What else was today... oh, another highlight was talking with Sophie, she said her little house is the favorite place she has ever lived, and she wishes she could take it with her wherever she goes. Reason she likes it so much is it is finished with all the details to her specifications, and it's all one room, which is something I like a lot about our little house, too. However, a bedroom for changing will be nice, I kind of get stuck when people come over and there's no place to swap my shirt.

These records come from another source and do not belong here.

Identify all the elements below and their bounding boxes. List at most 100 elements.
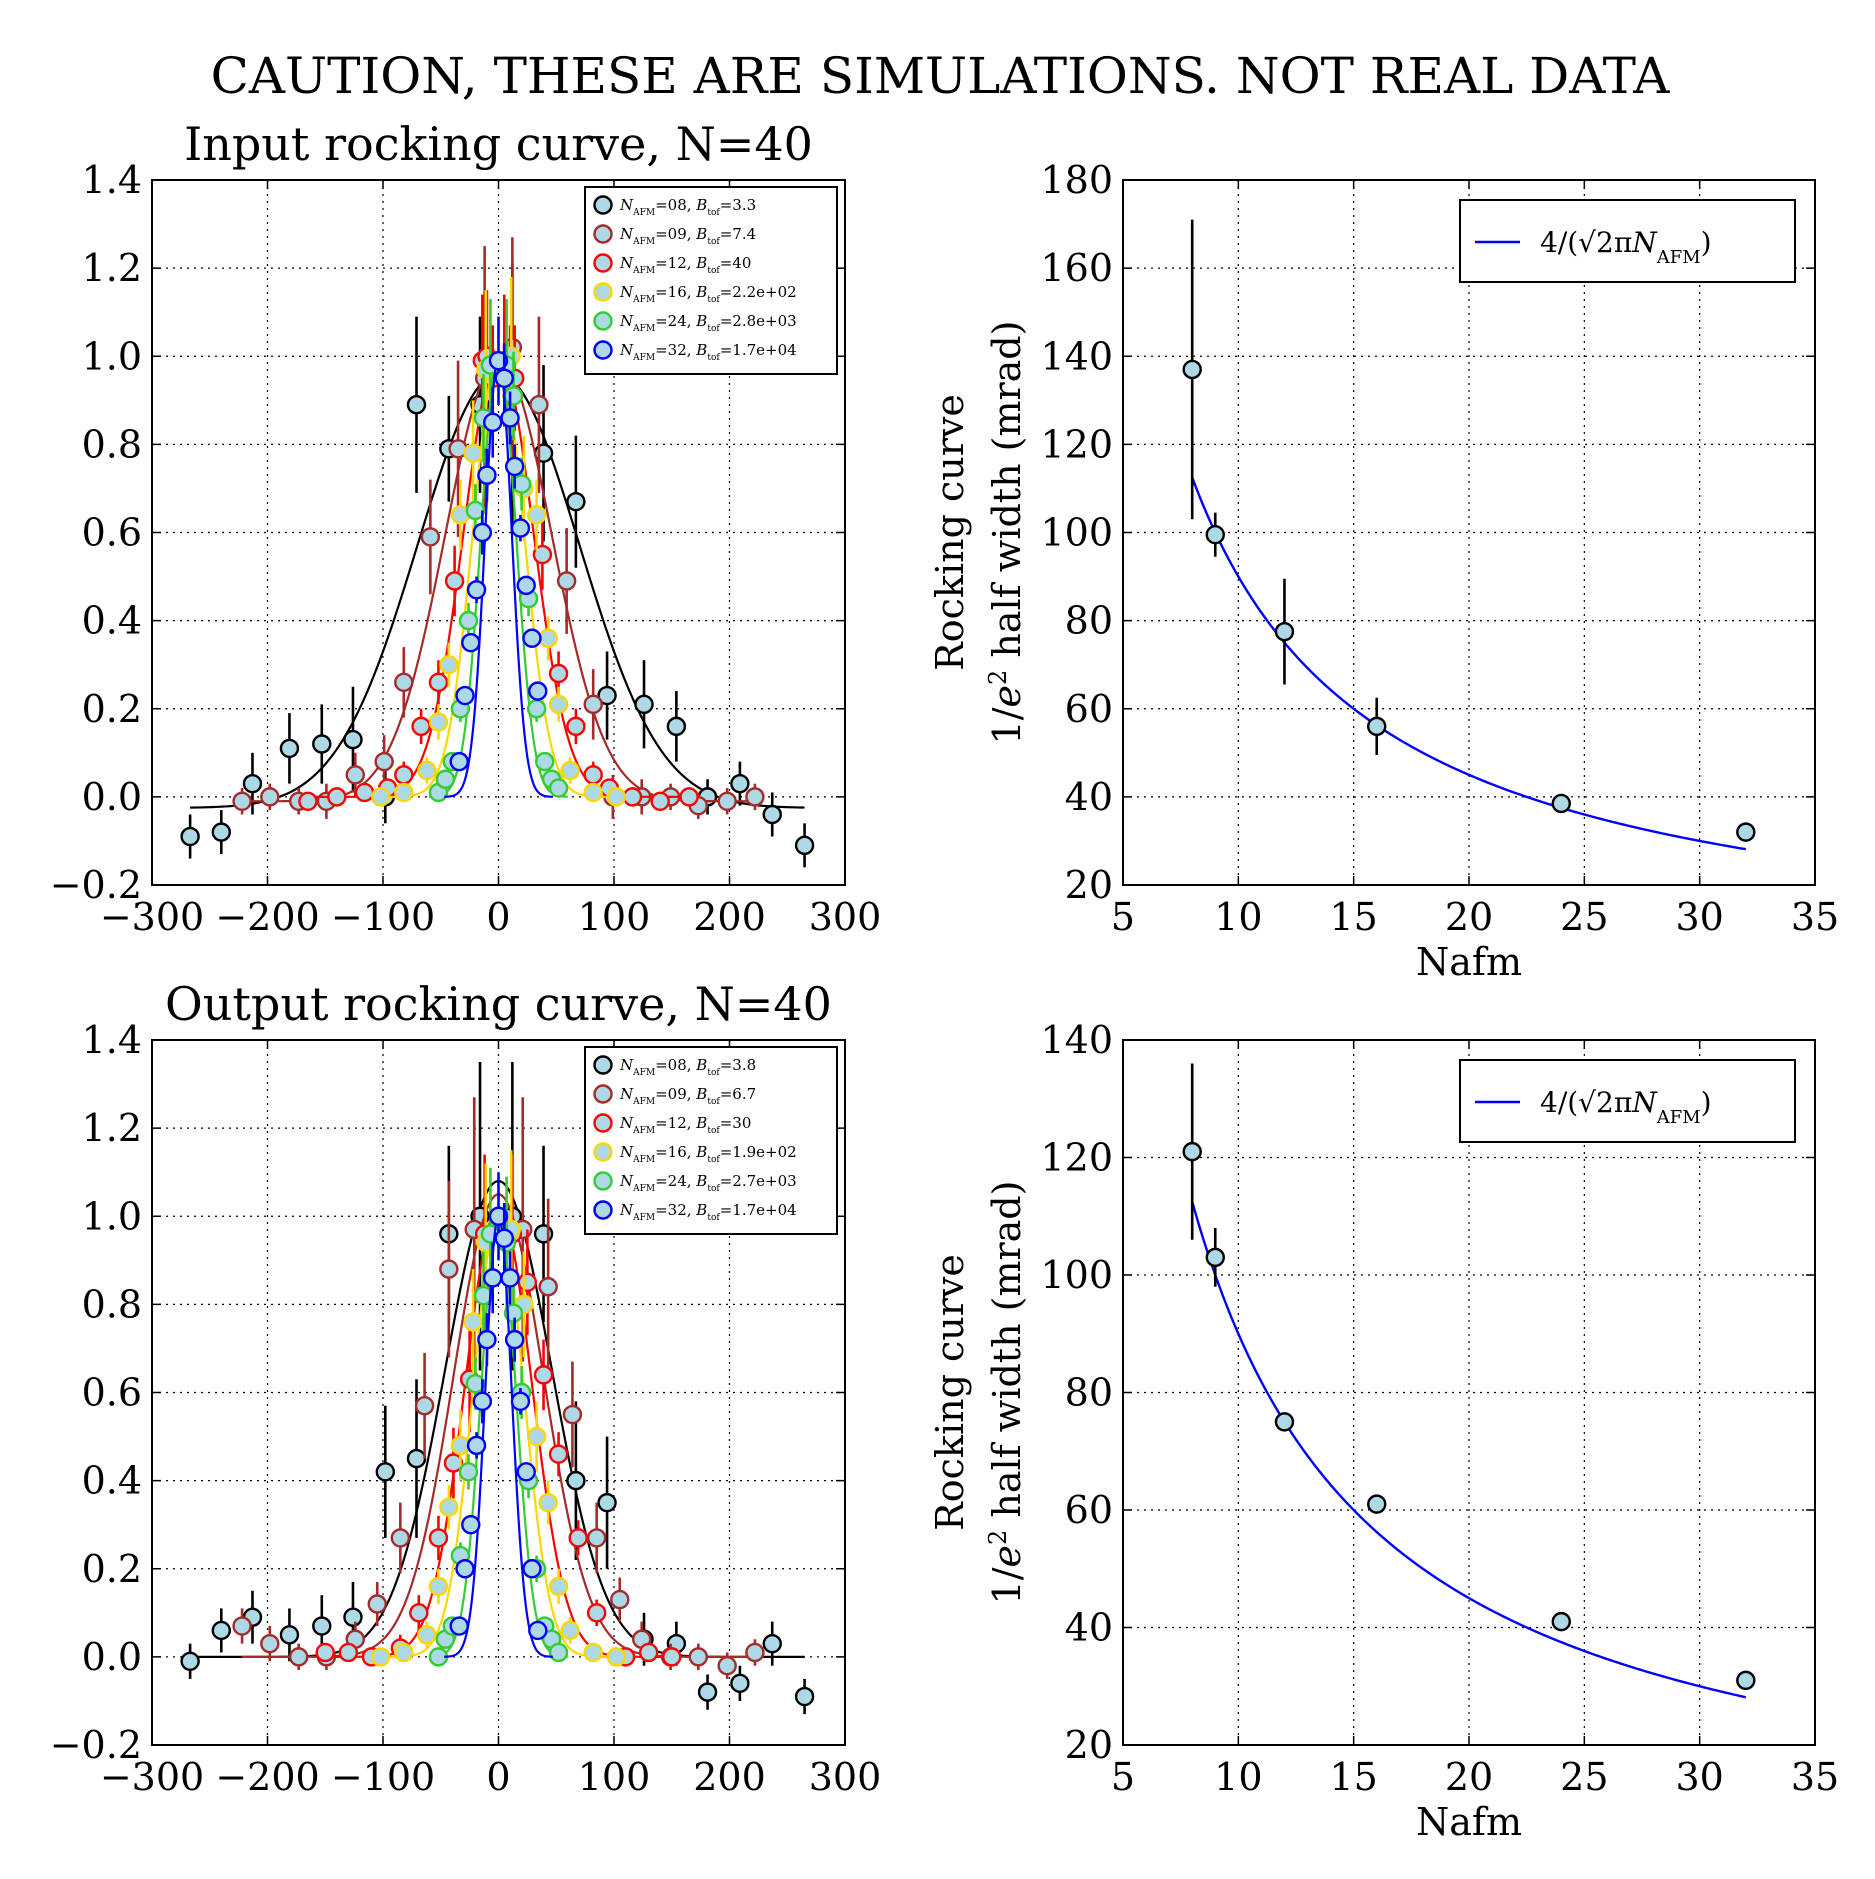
data-point bbox=[526, 505, 547, 525]
data-point bbox=[354, 782, 375, 803]
data-point bbox=[444, 571, 465, 591]
legend-entry-part: =1.7e+04 bbox=[720, 341, 797, 359]
legend-entry-part: B bbox=[695, 1056, 707, 1074]
data-point bbox=[1736, 822, 1756, 842]
data-point bbox=[435, 769, 456, 789]
legend-entry-part: =09, bbox=[655, 225, 696, 243]
y-axis-label-part: 2 bbox=[984, 670, 1012, 685]
data-point bbox=[450, 1435, 471, 1456]
legend-entry-part: =7.4 bbox=[720, 225, 756, 243]
x-tick-label: −100 bbox=[331, 1755, 435, 1799]
data-point bbox=[666, 716, 687, 737]
data-point bbox=[532, 544, 553, 565]
data-point bbox=[232, 1616, 252, 1636]
chart-input-rocking: −300 −200 −100 0 100 200 300 −0.2 0.0 0.2 0.4 0.6 0.… bbox=[50, 117, 882, 939]
x-tick-label: 5 bbox=[1111, 1755, 1135, 1799]
data-point bbox=[394, 765, 414, 785]
y-axis-label-part: half width (mrad) bbox=[985, 1181, 1029, 1530]
y-tick-label: 1.4 bbox=[82, 158, 142, 202]
x-tick-label: 30 bbox=[1675, 895, 1723, 939]
data-point bbox=[522, 1559, 542, 1579]
legend-entry-part: =16, bbox=[655, 1143, 696, 1161]
legend-box bbox=[584, 186, 838, 375]
data-point bbox=[634, 694, 654, 715]
data-point bbox=[597, 1492, 617, 1513]
data-point bbox=[535, 751, 555, 772]
data-point bbox=[717, 791, 737, 811]
x-tick-label: 35 bbox=[1791, 1755, 1839, 1799]
legend: 4/(√2πNAFM) bbox=[1459, 1059, 1796, 1143]
plot-area bbox=[180, 237, 815, 868]
legend-entry-part: tof bbox=[707, 208, 720, 218]
y-axis-label-part: 2 bbox=[984, 1530, 1012, 1545]
data-point bbox=[477, 1329, 497, 1350]
ticks: 5 10 15 20 25 30 35 20 40 60 80 100 120 140 160 180 bbox=[1040, 158, 1839, 939]
legend-entry: NAFM=12, Btof=30 bbox=[619, 1114, 751, 1136]
data-point bbox=[522, 628, 542, 648]
x-axis-label: Nafm bbox=[1416, 1800, 1522, 1844]
data-point bbox=[1736, 1670, 1756, 1691]
figure-suptitle: CAUTION, THESE ARE SIMULATIONS. NOT REAL… bbox=[211, 47, 1671, 105]
legend-entry-part: B bbox=[695, 1201, 707, 1219]
data-point bbox=[466, 580, 487, 600]
y-tick-label: 100 bbox=[1040, 1253, 1113, 1297]
data-point bbox=[538, 1492, 558, 1513]
data-point bbox=[1182, 359, 1202, 380]
legend-entry-part: B bbox=[695, 341, 707, 359]
data-point bbox=[548, 1576, 569, 1597]
data-point bbox=[180, 1651, 200, 1671]
y-tick-label: 1.0 bbox=[82, 334, 142, 378]
data-point bbox=[500, 1268, 520, 1288]
x-tick-label: 20 bbox=[1445, 1755, 1493, 1799]
data-point bbox=[610, 1589, 630, 1610]
data-point bbox=[374, 751, 394, 772]
data-point bbox=[526, 699, 547, 719]
legend-entry-part: N bbox=[619, 1143, 634, 1161]
data-point bbox=[315, 1642, 335, 1663]
x-tick-label: 100 bbox=[578, 1755, 651, 1799]
data-point bbox=[568, 1528, 588, 1548]
y-tick-label: −0.2 bbox=[50, 863, 142, 907]
legend-entry: NAFM=09, Btof=6.7 bbox=[619, 1085, 756, 1107]
data-point bbox=[428, 712, 449, 732]
y-axis-label-part: e bbox=[985, 685, 1029, 708]
x-tick-label: 100 bbox=[578, 895, 651, 939]
legend-entry-part: tof bbox=[707, 1068, 720, 1078]
y-tick-label: 60 bbox=[1065, 1488, 1113, 1532]
x-tick-label: −200 bbox=[215, 895, 319, 939]
y-tick-label: 1.4 bbox=[82, 1018, 142, 1062]
legend-entry-part: B bbox=[695, 196, 707, 214]
data-point bbox=[516, 575, 536, 596]
ticks: −300 −200 −100 0 100 200 300 −0.2 0.0 0.2 0.4 0.6 0.… bbox=[50, 158, 882, 939]
gridlines bbox=[1123, 1040, 1815, 1745]
legend-entry-part: B bbox=[695, 1085, 707, 1103]
data-point bbox=[411, 716, 431, 737]
data-point bbox=[465, 500, 486, 521]
legend-entry-part: AFM bbox=[632, 208, 655, 218]
data-point bbox=[488, 1206, 509, 1226]
data-point bbox=[458, 610, 479, 631]
data-point bbox=[560, 1620, 580, 1641]
y-tick-label: 140 bbox=[1040, 334, 1113, 378]
legend-entry-part: tof bbox=[707, 324, 720, 334]
legend-marker bbox=[593, 340, 613, 360]
legend-entry-part: AFM bbox=[632, 266, 655, 276]
y-tick-label: 180 bbox=[1040, 158, 1113, 202]
data-point bbox=[510, 1391, 531, 1412]
legend-marker bbox=[593, 1084, 613, 1104]
legend-entry-part: B bbox=[695, 254, 707, 272]
legend-entry: NAFM=08, Btof=3.3 bbox=[619, 196, 756, 218]
data-point bbox=[406, 395, 427, 415]
ticks: 5 10 15 20 25 30 35 20 40 60 80 100 120 140 bbox=[1040, 1018, 1839, 1799]
chart-output-halfwidth: 5 10 15 20 25 30 35 20 40 60 80 100 120 140 Nafm Rockin… bbox=[928, 1018, 1839, 1844]
data-point bbox=[529, 395, 549, 415]
x-tick-label: 200 bbox=[693, 895, 766, 939]
x-tick-label: 5 bbox=[1111, 895, 1135, 939]
legend-entry-part: =1.9e+02 bbox=[720, 1143, 797, 1161]
y-tick-label: 1.2 bbox=[82, 1106, 142, 1150]
legend-marker bbox=[593, 1113, 613, 1133]
legend-entry-part: =30 bbox=[720, 1114, 752, 1132]
legend-entry-part: tof bbox=[707, 1097, 720, 1107]
data-point bbox=[730, 773, 750, 794]
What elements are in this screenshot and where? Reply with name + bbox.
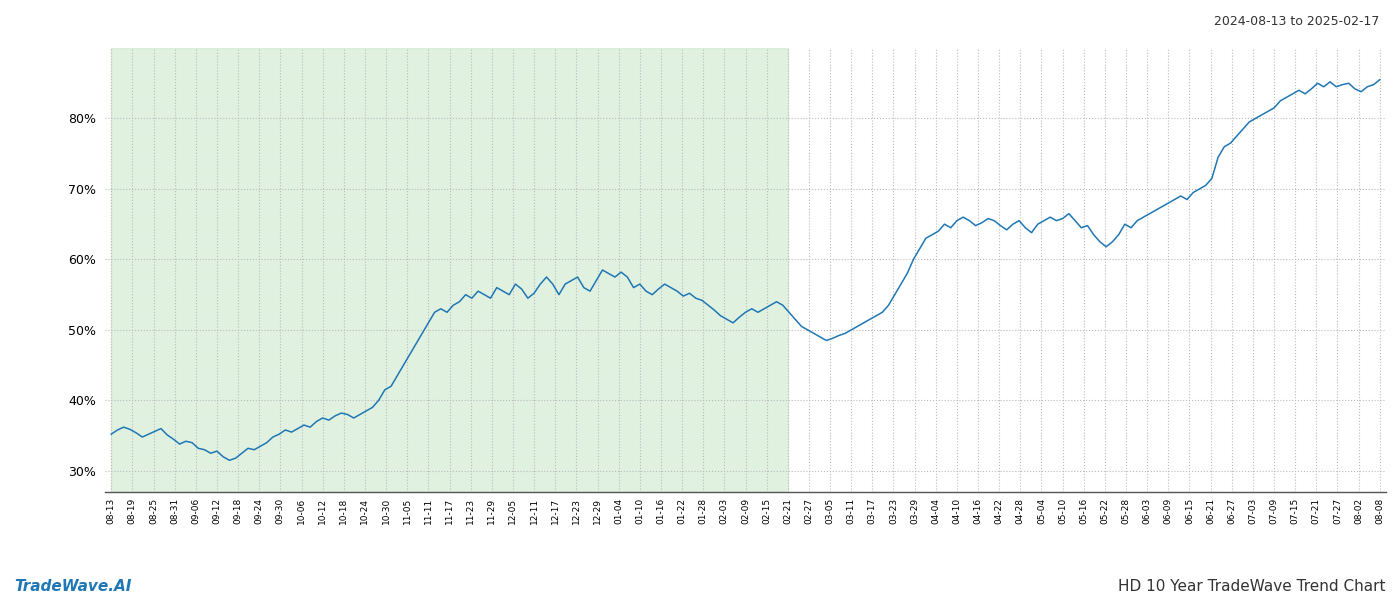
Text: 2024-08-13 to 2025-02-17: 2024-08-13 to 2025-02-17 — [1214, 15, 1379, 28]
Text: HD 10 Year TradeWave Trend Chart: HD 10 Year TradeWave Trend Chart — [1119, 579, 1386, 594]
Bar — [111, 48, 788, 492]
Text: TradeWave.AI: TradeWave.AI — [14, 579, 132, 594]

So I do very much look forward to our new house, which is growing nicely now - by the time I send this, we will have a floor! (Update - and all the walls, and two decks!) It will have one main room and then a bedroom, bathroom, and little office. Laundry will be outside on a screened lanai, as well as a second bathroom and garden food prep area.

Two more food updates - we have also been harvesting bushels of lilikoi, both the regular kind and Jamaican, to make jam, popsicles, and of course smoothies.
Second, the blue corn has dried pretty nicely and we were able to grind it and make some experimental tortillas... very crumbly (probably from the coconut flour) but... edible!





Sept. 12 - This is what happens, I start writing one day and then before I can make it ready to go so much happens that it feels all incomplete and inaccurate... so here are a few house pictures, there's Nick on the new floor - you can see behind him the deck in progress; the last photo is Dave walking out on a wall to work on the deck. The deck was tricky to build but they did it and it will be a wonderful place to catch a breeze.